Dans ce cadre, cette recension a pour objectif d'offrir une synthèse critique de l'état de nos connaissances sur le traitement des expressions faciales émotionnelles (EFE) chez les enfants présentant un trouble anxieux ou des traits anxieux. L'intérêt pour le traitement cognitif des visages s'explique par la nature particulière de ces stimuli qui fournissent des informations importantes quant à la présence de menaces ou de récompenses potentielles dans l'environnement (Ball et al., 2012). Ainsi, une expression de joie invite au partage social alors qu'une expression de colère sur le visage de notre interlocuteur reflète une menace directe à laquelle il faut répondre. Une expression de peur indique la survenue d'une menace dans l'environnement et la nécessité de s'y préparer. Enfin, une expression de dégoût renseigne sur l'état interne de notre interlocuteur, mais cette émotion peut également s'interpréter comme un jugement interpersonnel de désapprobation physique ou morale (Hutcherson & Gross, 2011).
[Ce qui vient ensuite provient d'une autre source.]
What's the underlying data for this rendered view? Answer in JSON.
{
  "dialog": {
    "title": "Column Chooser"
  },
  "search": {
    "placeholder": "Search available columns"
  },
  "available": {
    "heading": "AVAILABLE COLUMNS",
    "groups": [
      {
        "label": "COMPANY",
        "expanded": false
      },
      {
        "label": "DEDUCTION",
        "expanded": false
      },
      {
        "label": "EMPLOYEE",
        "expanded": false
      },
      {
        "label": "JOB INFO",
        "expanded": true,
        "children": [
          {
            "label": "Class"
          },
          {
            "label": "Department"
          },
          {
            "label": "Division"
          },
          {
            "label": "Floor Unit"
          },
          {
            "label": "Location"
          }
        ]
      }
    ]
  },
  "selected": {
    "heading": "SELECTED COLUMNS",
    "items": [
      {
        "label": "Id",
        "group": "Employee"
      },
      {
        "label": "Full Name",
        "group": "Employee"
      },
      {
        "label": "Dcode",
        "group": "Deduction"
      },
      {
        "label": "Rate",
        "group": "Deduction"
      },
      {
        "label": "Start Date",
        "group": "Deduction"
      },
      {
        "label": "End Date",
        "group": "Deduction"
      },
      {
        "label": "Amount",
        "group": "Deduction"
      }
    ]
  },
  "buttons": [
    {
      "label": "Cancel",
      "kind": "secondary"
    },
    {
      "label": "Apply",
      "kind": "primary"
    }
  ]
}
Ce travail a pour objectif de décrire la nature des biais attentionnels envers les EFE chez l'enfant anxieux, leur moment de survenue sur le plan cognitif et leurs corrélats neuronaux. Dans ce but, nous présenterons les résultats d'études comportementales, électrophysiologiques et neuroanatomiques menées auprès d'enfants anxieux. Finalement, nous aborderons la question de la reconnaissance des émotions chez l'enfant anxieux, avant de proposer des recommandations et suggestions pour les recherches futures.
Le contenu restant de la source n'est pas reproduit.